Friday, July 11, 2008


We are just back from three fun-filled days in Toronto. (The Loudshoes family can only really stand three days of fun with each other.) I love a roadtrip, and this was no exception.
When I was a kid, a roadtrip entailed getting up at the crack of dawn to bring some overseas relatives to Niagara Falls, and possibly being home before lunch. (It is a 2 1/2 hour drive, usually, but not with my dad at the wheel.) My father did not especially enjoy this ritual, and so his plan was to get it the hell overwith as fast as possible. Hence, the early morning departure, the barrelling down the 401 at Mach One, and looking at the falls for about 3 or 4 minutes. I'm pretty sure he'd have just had us peer at the falls from the moving car, if he thought he could get away with it. Then we piled in the un-air-conditioned car and drove home as if the hound of hell were at our heels. There was no radio on, and talking was impossible because of the gale force winds whipping throughout the vehicle. You felt as though you been through a hurricane by the end of it. A particularly boring hurricane, at that.

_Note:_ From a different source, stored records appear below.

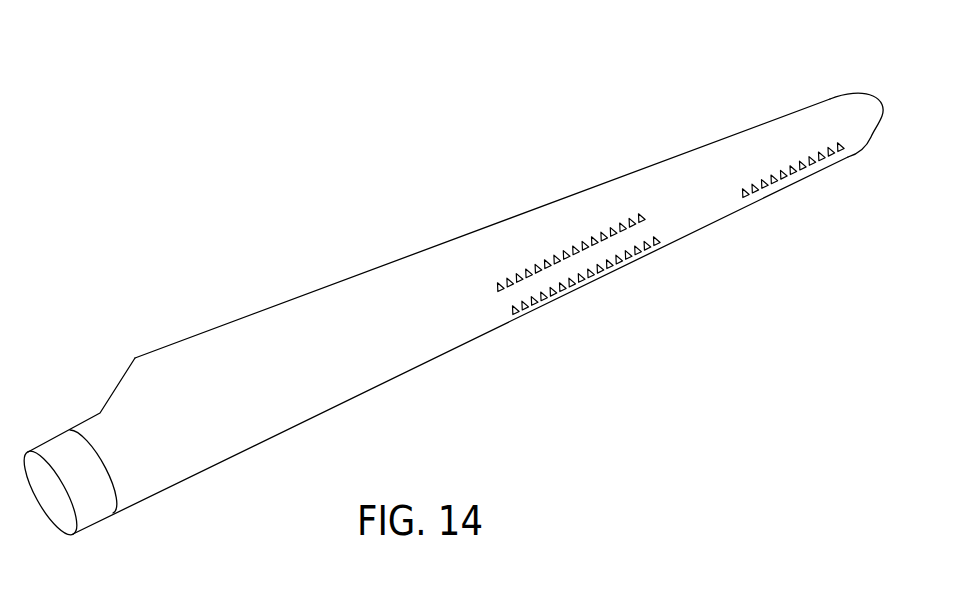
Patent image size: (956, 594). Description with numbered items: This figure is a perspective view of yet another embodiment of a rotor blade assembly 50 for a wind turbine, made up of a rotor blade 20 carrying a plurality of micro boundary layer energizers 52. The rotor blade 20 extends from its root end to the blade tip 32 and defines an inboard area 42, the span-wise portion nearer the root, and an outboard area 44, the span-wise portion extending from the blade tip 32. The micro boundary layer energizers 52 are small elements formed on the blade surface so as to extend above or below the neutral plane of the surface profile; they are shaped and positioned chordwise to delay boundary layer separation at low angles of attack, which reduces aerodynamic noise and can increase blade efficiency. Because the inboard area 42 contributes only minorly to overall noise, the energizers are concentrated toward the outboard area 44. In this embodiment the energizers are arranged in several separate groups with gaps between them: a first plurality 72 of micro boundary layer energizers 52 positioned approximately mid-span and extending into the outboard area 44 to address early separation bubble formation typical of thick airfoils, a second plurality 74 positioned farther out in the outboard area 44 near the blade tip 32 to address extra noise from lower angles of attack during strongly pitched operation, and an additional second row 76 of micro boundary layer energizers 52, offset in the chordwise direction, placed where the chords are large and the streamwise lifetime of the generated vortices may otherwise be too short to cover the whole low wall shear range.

The rotor blade 20 is at (562, 155).
The blade tip 32 is at (882, 95).
The inboard area 42 is at (150, 400).
The outboard area 44 is at (737, 150).
The rotor blade assembly 50 is at (260, 227).
The micro boundary layer energizers 52 is at (680, 237).
The first plurality of micro boundary layer energizers 72 is at (630, 260).
The second plurality of micro boundary layer energizers 74 is at (838, 154).
The second row of micro boundary layer energizers 76 is at (615, 226).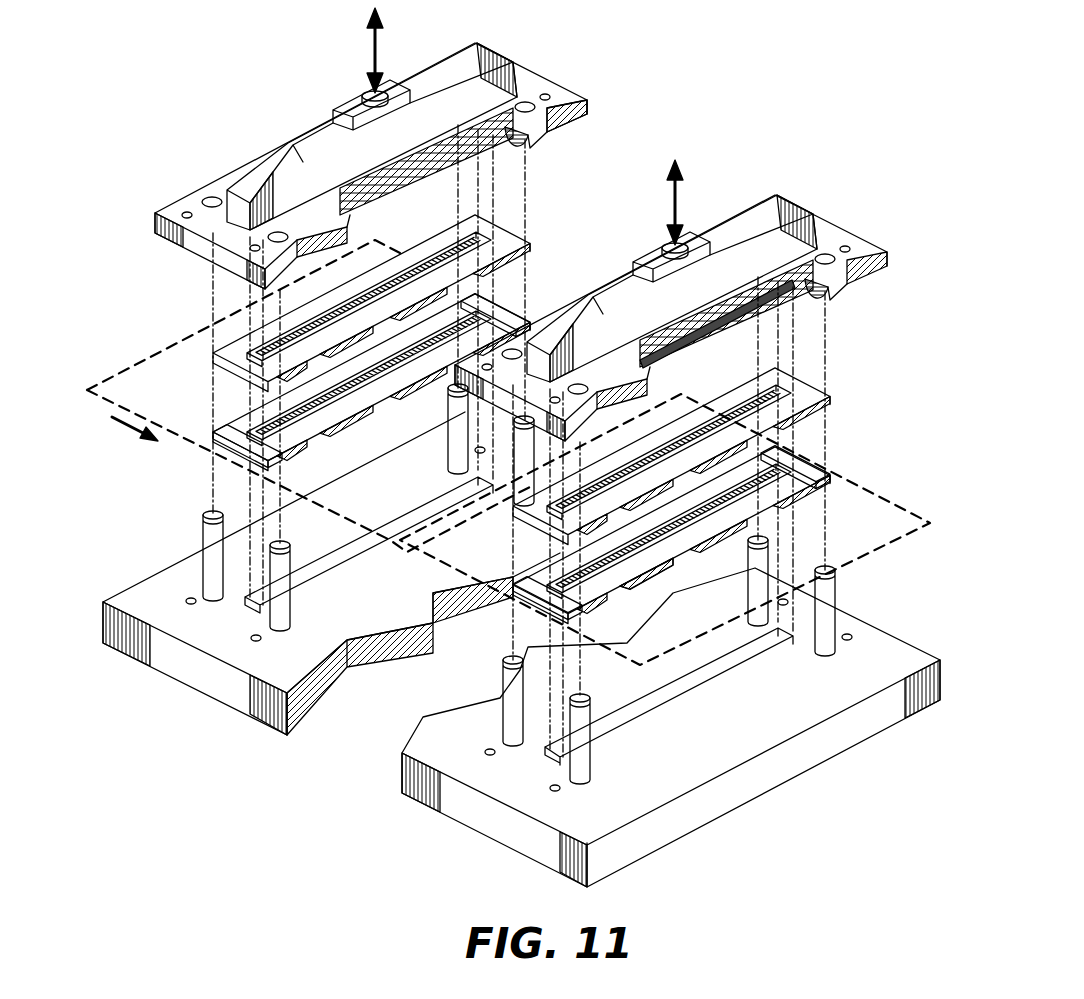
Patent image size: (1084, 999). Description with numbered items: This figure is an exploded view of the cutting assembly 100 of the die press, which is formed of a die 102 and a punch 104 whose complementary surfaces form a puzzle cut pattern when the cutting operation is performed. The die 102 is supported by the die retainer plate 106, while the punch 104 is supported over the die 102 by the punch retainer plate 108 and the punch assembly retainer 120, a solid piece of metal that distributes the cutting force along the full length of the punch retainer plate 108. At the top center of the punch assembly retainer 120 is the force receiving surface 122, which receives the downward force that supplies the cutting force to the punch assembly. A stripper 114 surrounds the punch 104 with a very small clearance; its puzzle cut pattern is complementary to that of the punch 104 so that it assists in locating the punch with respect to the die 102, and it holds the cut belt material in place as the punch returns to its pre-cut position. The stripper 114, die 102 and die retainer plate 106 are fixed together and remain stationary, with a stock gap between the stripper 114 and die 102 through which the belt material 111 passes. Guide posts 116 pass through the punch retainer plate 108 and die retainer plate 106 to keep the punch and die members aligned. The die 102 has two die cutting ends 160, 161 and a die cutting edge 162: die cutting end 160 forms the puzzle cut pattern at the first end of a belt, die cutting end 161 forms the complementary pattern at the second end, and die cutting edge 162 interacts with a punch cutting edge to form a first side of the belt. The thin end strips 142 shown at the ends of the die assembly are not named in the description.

The cutting assembly 100 is at (225, 41).
The die 102 is at (708, 512).
The punch 104 is at (738, 313).
The die retainer plate 106 is at (181, 577).
The punch retainer plate 108 is at (546, 131).
The belt material 111 is at (877, 490).
The stripper 114 is at (509, 241).
The guide posts 116 is at (213, 513).
The punch assembly retainer 120 is at (427, 82).
The force receiving surface 122 is at (366, 92).
The end strip 142 is at (232, 450).
The die cutting end 160 is at (630, 568).
The die cutting end 161 is at (667, 535).
The die cutting edge 162 is at (702, 335).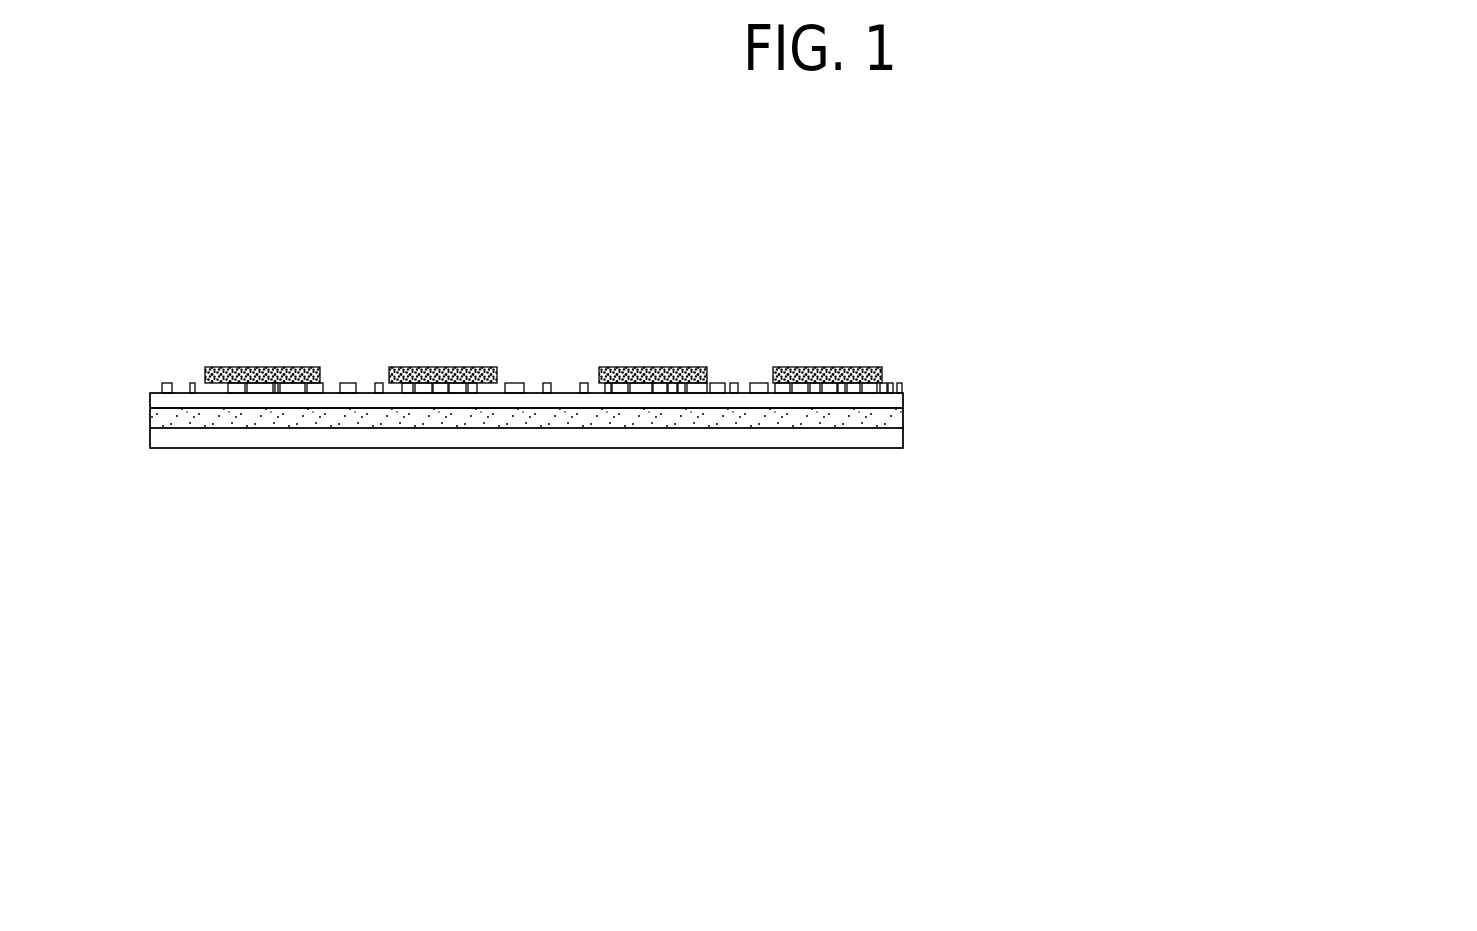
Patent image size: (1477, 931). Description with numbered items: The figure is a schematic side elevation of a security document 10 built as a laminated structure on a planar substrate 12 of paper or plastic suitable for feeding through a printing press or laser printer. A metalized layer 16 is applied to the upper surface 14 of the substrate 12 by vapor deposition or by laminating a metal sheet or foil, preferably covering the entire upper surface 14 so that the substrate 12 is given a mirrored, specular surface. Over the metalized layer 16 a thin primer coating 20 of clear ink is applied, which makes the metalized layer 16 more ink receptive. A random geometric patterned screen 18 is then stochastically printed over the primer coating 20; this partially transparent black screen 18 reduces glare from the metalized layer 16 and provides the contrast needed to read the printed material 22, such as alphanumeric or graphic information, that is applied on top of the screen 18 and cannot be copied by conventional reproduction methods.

The security document 10 is at (270, 323).
The substrate 12 is at (622, 437).
The upper surface 14 is at (316, 424).
The metalized layer 16 is at (520, 417).
The random geometric patterned screen 18 is at (353, 384).
The primer coating 20 is at (562, 395).
The printed material 22 is at (665, 368).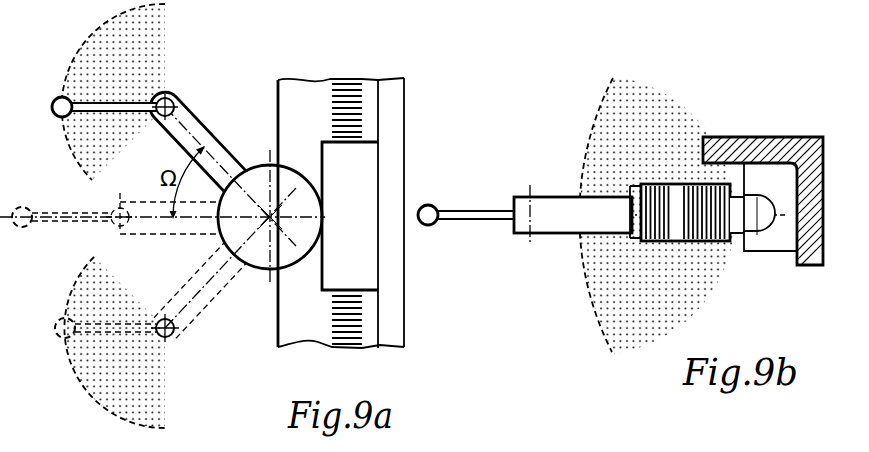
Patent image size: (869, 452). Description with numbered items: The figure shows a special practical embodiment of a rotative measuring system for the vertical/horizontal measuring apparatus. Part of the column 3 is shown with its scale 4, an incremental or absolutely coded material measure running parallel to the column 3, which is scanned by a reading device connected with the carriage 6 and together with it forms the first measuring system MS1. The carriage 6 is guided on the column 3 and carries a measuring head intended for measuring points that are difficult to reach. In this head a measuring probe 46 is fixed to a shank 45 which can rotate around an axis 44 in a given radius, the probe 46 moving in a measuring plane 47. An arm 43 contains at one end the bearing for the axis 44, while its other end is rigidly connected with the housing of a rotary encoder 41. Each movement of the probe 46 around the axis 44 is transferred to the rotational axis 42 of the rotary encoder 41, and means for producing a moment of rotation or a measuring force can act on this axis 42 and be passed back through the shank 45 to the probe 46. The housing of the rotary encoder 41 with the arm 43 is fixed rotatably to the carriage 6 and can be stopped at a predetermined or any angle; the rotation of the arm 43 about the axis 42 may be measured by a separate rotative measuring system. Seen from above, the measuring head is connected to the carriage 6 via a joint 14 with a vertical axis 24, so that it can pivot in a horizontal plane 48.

In FIG. 9A, the column 3 is at (396, 303).
In FIG. 9B, the column 3 is at (800, 136).
In FIG. 9A, the scale 4 is at (358, 112).
In FIG. 9A, the carriage 6 is at (368, 158).
In FIG. 9B, the carriage 6 is at (790, 247).
In FIG. 9B, the joint 14 is at (740, 240).
In FIG. 9B, the vertical axis 24 is at (763, 226).
In FIG. 9A, the rotary encoder 41 is at (257, 274).
In FIG. 9B, the rotary encoder 41 is at (668, 246).
In FIG. 9A, the rotational axis 42 is at (266, 210).
In FIG. 9B, the rotational axis 42 is at (682, 246).
In FIG. 9A, the arm 43 is at (205, 128).
In FIG. 9B, the arm 43 is at (553, 234).
In FIG. 9A, the axis 44 is at (172, 98).
In FIG. 9B, the axis 44 is at (530, 193).
In FIG. 9A, the shank 45 is at (131, 112).
In FIG. 9B, the shank 45 is at (470, 211).
In FIG. 9A, the measuring probe 46 is at (56, 100).
In FIG. 9B, the measuring probe 46 is at (438, 222).
In FIG. 9A, the measuring plane 47 is at (150, 30).
In FIG. 9B, the horizontal plane 48 is at (620, 322).
In FIG. 9A, the first measuring system MS1 is at (372, 136).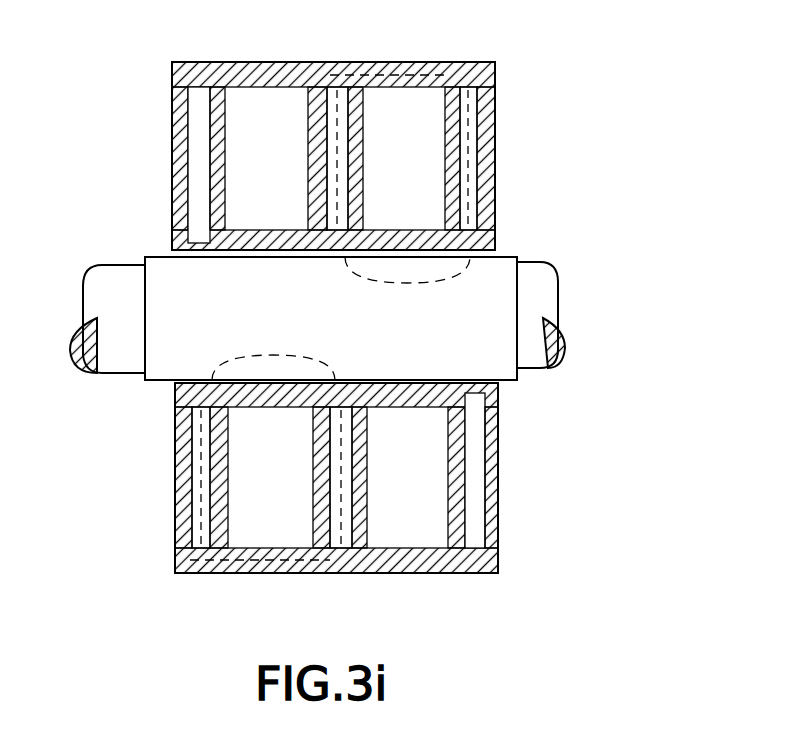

Now a roadtrip is a much more pleasant undertaking, since we have air-conditioning and I have much more control over the in-car entertainment. Also, a roadtrip is a no-strings-attached excuse to eat whatever is required to make the trip more bearable and which has the added benefit of doubling as entertainment, too. "Treats for the car" has morphed into "my metric weight in carbohydrates and salt" for my children, and I am not a whole lot better, although I did bring cherries and almonds this time around. But everyone knows that calories are simply neutralized when one is eating in a car moving at 100 KM an hour, so it in no way will effect your health if you consume an entire bag of Miss Vickies Lime and Jalapeno chips in one sitting.
The rest stations along the highway have improved dramatically since I was a kid, too. Say what you will about fast-food chains, they are a spectacular improvement on the independant fast-food offerings that were previously available to the hapless traveller. I recall limp, oily fries, tired hamburgers of dubious origin, and watered down "cola" as the only available food along the 401. Imagine our ecstatic gratitude when the put in a Tim Hortons and a McDonalds along the way.
I am apparently very lucky that I am able to read in a moving car without throwing up. I assumed that everyone was able to do that, until I actually saw someone throw up. (Thing 2, as it happens.) I will happily get in a car and drive anywhere, because it means I have both the opportunity and the excuse to eat nutritionally dubious food and read at the same time, and for hours, too. I am also blessed with the ability to sleep extremely soundly in a moving car, and can do so in about 12 seconds of departure. The Mister and I went to Montreal for the Jazz Festival many years ago, one of the first times we ever went anywhere together. He was more than a little take aback that I conked out before we hit the city limits and only woke up 5 hours later when we stopped to get gas. If he had known then what he knows now, he would have been grateful for the silenc. (When Wendy and I drove to the Laurentians last year, I'm pretty sure neither of us shut up for then entire 16 hour trip. Luckily, it was just us, and neither one of us minded.)
But I think the best part of a roadtrip is the coming home. No amount of potato chips can compare to pulling into one's own driveway.